It’s a busy day for Facebook: CEO Mark Zuckerberg is scheduled to testify about the site’s (many) vulnerabilities before Congress — part one of a three-day-long apology tour — and earlier this morning, the company officially informed all 87 million users whose personal data was harvested by political consulting and data analytics firm, Cambridge Analytica, of their affected status. Turns out, potentially malicious third-parties weren’t just able to get their hands on users’ likes and profile information without explicit permission, but their private messages, too.
That figure includes those who logged into the (now notorious) app “This Is Your Digital Life,” and those who didn’t, though the majority of the affected users belong to the latter camp. The app, a personality quiz designed by researcher Aleksandr Kogan, obtained the personal info of over 87 million users by exploiting a feature in Facebook’s API which allowed it to gain access to not only the data of the user, but that user’s friends’ data, too.
“We have banned the app ‘This Is Your Digital Life,’ which one of your friends used Facebook to log into,” said one of Facebook’s mobile notifications. “We did this because the app may have misused some of your Facebook information by sharing it with a company called Cambridge Analytica. In most cases, the information was limited to public profile, Page likes, birthday, and current city.”
Though the more detailed version of the breach notification indicates that wasn’t all Cambridge Analytica had access to.
“A small number of people who logged into ‘This Is Your Digital Life’ also shared their own News Feed, timeline, posts and messages which may have included posts and messages from you.

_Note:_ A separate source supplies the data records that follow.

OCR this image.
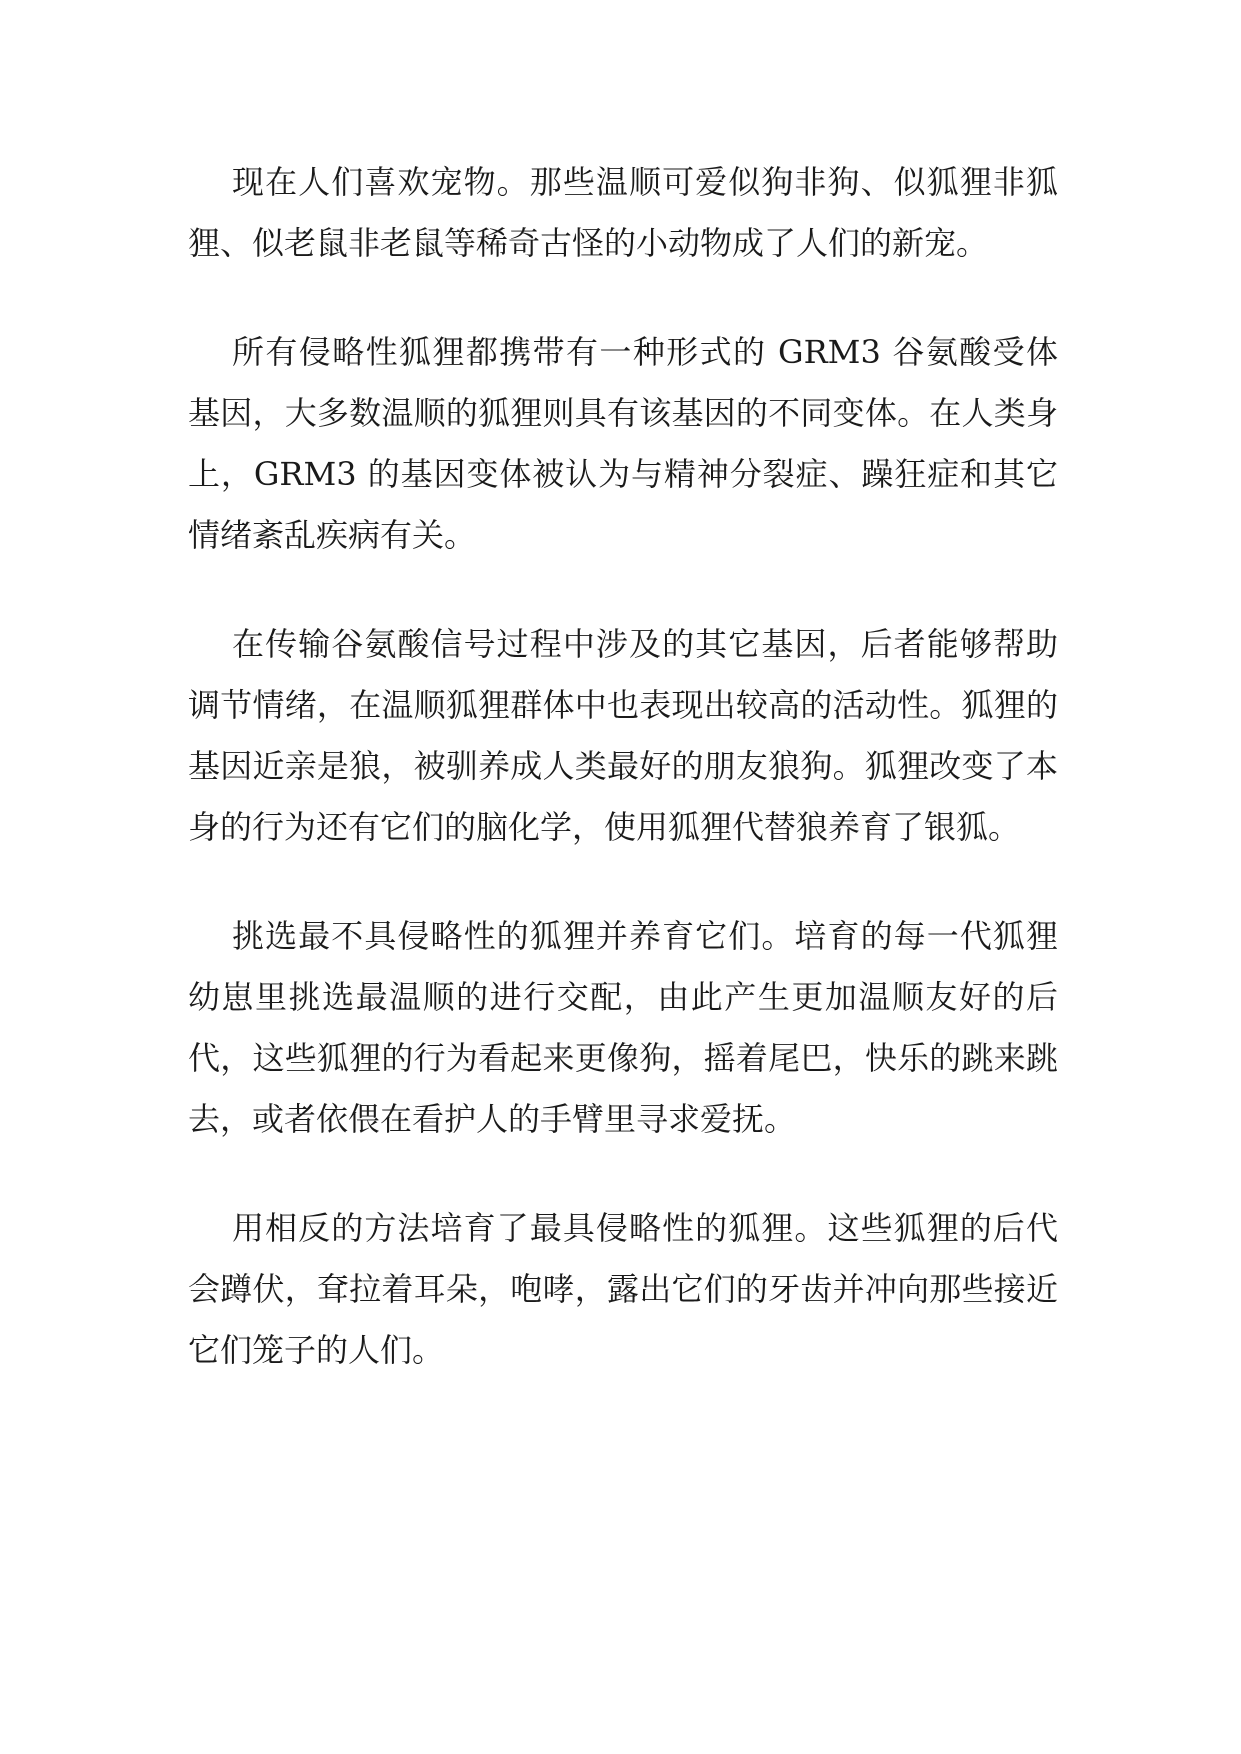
现在人们喜欢宠物。那些温顺可爱似狗非狗、似狐狸非狐狸、似老鼠非老鼠等稀奇古怪的小动物成了人们的新宠。

所有侵略性狐狸都携带有一种形式的 GRM3 谷氨酸受体基因，大多数温顺的狐狸则具有该基因的不同变体。在人类身上，GRM3 的基因变体被认为与精神分裂症、躁狂症和其它情绪紊乱疾病有关。

在传输谷氨酸信号过程中涉及的其它基因，后者能够帮助调节情绪，在温顺狐狸群体中也表现出较高的活动性。狐狸的基因近亲是狼，被驯养成人类最好的朋友狼狗。狐狸改变了本身的行为还有它们的脑化学，使用狐狸代替狼养育了银狐。

挑选最不具侵略性的狐狸并养育它们。培育的每一代狐狸幼崽里挑选最温顺的进行交配，由此产生更加温顺友好的后代，这些狐狸的行为看起来更像狗，摇着尾巴，快乐的跳来跳去，或者依偎在看护人的手臂里寻求爱抚。

用相反的方法培育了最具侵略性的狐狸。这些狐狸的后代会蹲伏，耷拉着耳朵，咆哮，露出它们的牙齿并冲向那些接近它们笼子的人们。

They may also have shared your hometown.” [Emphasis ours.]
Cambridge Analytica was likely able to access this information by exploiting the extended permissions and authorizations made available to app developers through version 1.0 of Facebook’s Graph API, which allowed apps to easily request access to huge swaths of data about a user’s friends without explanation or reasoning. As noted by professor and researcher Jonathan Albright, “v1.0 apps could also request users’ private messages (ie, their Facebook DM inbox) via the ‘read_mailbox’ API request,” meaning, the app would then have access to all of a user’s messages with other Facebook users, despite the fact that the latter party didn’t consent to the access.
You can check your own Facebook profile’s status, here.
Update 04/10/2018 2:10PM: In a statement to Wired, Facebook said that "a total of 1,500 people granted This Is Your Digital Life [read_mailbox] permission, although the total number of people affected remains unknown." This article's headline has been updated to reflect this.